Launch HN: Undermind (YC S24) – AI agent for discovering scientific papers
Overall reception
- Many commenters are impressed; several say it found papers they had missed with Google Scholar/arXiv and plan to keep using or subscribing.
- Users from diverse fields (CS, medicine, marketing, animal advocacy, neuroscience, etc.) report relevant results, sometimes discovering genuinely new papers.
- Some are “very impressed” by quality but emphasize it should complement, not replace, traditional systematic search methods.
Search quality and capabilities
- Strengths:
- Handles complex, detailed queries and refines them via follow-up questions.
- Often surfaces niche and obscure but relevant work with fewer false positives than generic search.
- Produces structured outputs: ranked lists, topic-match scores, brief notes, and an estimated coverage (“% discovered”).
- Weaknesses:
- Currently relies mainly on abstracts; missing full-text-only signals and some gray literature, theses, and key theoretical papers.
- Ranking sometimes overweights topical similarity/recency and underweights perceived “importance” or seminal status.

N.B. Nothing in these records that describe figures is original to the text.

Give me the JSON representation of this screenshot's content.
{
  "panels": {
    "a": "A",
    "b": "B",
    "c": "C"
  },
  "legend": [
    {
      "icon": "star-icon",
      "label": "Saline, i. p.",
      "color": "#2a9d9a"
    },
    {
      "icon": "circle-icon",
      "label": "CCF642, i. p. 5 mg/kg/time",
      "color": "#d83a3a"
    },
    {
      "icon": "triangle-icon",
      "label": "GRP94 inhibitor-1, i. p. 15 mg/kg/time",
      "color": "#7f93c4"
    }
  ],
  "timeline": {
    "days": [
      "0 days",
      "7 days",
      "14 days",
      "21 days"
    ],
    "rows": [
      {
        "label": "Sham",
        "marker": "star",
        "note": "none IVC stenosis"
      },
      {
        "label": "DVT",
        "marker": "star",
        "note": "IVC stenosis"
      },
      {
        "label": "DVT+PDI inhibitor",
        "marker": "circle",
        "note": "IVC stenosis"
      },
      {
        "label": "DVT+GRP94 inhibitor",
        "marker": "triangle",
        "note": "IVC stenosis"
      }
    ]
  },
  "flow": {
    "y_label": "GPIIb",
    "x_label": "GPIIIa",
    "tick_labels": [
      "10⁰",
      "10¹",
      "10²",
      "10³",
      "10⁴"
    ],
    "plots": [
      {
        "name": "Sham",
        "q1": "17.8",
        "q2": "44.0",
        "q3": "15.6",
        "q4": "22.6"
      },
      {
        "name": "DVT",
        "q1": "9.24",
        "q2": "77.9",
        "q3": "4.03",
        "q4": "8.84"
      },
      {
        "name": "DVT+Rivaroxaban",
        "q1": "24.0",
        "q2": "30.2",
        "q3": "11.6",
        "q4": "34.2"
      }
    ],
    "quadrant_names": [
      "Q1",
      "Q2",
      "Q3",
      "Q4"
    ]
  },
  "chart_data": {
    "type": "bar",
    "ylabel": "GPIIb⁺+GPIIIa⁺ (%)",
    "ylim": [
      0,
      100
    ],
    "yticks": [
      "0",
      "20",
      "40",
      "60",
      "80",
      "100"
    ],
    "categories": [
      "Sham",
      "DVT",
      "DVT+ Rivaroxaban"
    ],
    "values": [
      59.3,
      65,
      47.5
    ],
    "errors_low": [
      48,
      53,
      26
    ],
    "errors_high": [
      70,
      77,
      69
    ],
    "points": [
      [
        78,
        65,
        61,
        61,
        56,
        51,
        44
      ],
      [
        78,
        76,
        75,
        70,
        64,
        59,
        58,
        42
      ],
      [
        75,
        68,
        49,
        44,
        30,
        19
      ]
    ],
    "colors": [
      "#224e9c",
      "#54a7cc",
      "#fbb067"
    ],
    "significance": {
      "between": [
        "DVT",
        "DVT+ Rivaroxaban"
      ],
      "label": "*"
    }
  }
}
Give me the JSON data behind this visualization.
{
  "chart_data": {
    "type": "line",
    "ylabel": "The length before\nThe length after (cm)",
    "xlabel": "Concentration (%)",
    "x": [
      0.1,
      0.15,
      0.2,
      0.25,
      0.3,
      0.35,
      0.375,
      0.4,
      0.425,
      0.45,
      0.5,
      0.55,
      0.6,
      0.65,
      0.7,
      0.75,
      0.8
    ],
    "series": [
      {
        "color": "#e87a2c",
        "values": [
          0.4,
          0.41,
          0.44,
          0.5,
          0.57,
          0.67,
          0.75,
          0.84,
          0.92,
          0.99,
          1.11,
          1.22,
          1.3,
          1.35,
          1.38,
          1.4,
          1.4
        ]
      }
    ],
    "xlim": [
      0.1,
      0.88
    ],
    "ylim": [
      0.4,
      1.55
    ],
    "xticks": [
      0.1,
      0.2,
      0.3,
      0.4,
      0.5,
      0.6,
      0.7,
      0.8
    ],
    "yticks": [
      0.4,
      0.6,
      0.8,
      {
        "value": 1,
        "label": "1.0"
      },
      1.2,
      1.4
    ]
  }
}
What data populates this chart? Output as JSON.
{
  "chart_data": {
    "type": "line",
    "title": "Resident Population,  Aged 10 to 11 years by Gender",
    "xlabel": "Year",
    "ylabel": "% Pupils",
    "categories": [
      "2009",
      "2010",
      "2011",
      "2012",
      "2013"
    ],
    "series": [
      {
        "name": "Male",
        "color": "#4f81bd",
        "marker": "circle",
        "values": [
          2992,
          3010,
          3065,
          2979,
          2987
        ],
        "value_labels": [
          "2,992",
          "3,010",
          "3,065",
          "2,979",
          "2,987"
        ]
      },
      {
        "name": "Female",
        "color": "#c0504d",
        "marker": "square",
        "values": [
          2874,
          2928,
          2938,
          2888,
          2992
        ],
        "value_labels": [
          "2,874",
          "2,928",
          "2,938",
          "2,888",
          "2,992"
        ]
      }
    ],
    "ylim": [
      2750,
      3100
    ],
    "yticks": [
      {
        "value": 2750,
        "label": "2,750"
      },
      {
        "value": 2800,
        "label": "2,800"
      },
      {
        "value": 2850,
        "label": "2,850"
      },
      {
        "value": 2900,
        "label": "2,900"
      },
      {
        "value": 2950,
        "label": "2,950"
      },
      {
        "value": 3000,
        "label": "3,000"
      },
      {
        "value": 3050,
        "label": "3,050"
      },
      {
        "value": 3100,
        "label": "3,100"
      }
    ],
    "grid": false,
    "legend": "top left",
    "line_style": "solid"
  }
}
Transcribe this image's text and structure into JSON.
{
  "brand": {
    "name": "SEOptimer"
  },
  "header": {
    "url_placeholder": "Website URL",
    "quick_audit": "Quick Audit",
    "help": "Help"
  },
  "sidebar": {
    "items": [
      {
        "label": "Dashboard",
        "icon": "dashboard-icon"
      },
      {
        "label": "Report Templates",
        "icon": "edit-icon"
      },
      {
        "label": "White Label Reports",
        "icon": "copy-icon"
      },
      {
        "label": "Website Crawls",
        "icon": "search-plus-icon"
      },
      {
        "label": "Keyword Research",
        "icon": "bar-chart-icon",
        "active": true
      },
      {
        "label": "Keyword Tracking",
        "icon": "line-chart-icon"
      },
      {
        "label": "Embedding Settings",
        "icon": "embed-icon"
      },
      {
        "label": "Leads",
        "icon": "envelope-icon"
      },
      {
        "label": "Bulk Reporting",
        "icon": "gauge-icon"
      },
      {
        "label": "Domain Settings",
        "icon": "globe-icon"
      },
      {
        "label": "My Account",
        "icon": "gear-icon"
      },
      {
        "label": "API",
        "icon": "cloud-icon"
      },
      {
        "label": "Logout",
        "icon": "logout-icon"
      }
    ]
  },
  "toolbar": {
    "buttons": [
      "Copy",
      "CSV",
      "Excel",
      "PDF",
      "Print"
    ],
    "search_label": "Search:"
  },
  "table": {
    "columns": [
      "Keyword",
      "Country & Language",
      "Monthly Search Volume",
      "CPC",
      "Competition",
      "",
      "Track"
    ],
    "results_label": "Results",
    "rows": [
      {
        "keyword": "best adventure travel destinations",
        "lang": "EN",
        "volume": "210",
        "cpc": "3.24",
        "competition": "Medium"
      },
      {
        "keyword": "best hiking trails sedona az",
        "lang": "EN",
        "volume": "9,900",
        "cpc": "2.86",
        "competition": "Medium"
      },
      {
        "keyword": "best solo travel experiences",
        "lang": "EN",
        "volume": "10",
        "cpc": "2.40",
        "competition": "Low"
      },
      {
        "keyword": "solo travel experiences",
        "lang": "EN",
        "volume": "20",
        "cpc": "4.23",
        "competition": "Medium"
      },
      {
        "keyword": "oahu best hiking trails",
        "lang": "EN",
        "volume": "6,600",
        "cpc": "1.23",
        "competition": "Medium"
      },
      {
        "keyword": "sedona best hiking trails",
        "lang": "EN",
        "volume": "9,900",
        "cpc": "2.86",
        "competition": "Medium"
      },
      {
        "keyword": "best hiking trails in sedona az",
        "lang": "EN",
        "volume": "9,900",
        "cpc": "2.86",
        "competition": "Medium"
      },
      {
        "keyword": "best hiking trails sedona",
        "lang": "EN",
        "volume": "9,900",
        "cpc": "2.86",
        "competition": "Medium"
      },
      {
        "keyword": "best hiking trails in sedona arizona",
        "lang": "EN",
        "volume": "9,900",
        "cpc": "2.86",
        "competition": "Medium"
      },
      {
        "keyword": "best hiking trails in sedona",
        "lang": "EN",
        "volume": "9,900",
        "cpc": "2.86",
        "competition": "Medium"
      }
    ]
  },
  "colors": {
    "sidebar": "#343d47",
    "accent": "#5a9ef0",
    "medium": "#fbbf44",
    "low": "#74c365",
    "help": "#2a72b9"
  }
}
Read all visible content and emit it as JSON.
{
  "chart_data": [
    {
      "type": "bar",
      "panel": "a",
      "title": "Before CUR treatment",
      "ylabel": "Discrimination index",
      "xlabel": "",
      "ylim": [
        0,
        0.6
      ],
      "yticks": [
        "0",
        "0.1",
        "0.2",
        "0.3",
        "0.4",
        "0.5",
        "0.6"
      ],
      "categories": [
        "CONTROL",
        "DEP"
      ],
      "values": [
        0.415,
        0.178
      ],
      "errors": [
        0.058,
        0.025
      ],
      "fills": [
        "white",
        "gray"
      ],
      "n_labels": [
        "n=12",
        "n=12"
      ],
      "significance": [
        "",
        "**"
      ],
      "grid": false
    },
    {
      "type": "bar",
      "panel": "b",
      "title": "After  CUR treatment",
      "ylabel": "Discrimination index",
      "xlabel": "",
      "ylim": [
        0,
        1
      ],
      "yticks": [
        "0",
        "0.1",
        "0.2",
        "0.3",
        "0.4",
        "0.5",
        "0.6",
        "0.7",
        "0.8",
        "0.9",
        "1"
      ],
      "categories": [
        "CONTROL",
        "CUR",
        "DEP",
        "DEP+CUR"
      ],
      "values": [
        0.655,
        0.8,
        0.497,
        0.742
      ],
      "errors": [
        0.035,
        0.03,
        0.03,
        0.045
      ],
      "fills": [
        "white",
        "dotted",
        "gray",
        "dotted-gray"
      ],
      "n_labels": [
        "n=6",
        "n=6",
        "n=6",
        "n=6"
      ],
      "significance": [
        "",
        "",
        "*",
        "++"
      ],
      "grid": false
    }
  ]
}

- False positives still present; some users report high precision, others note ~50% noise.
Architecture and design choices
- Uses multi-stage, LLM-heavy retrieval with high-quality models, trading latency and compute cost for accuracy.
- Citations are used to explore the graph but not primarily to rank final results, unless explicitly requested.
- Core dataset is from a large academic aggregator; open-access full texts are planned, paywalled full text would require publisher deals.
Positioning vs. other tools
- Compared to Elicit, Scite, Consensus, Semantic Scholar, Exa, etc., Undermind is framed as:
- Slower but more accurate and suited for complex topic discovery.
- Less focused on fast summarization and more on deep, agentic search.
Access, pricing, and UX feedback
- Some frustration with institutional-email and signup requirements; a special HN link bypasses this.
- Requests for:
- Student or lower-cost tiers, pay-per-query, or rate-limited cheaper plans.
- API access for integration into in-house tools and VS Code extensions.
- Better follow-up questioning (e.g., multiple choice), “refine” as well as “extend” searches, importance-weighted ranking, richer citation formatting, and easy PDF/export options.
- Concerns that long-term availability of results depends on startup survival; users want robust offline saving.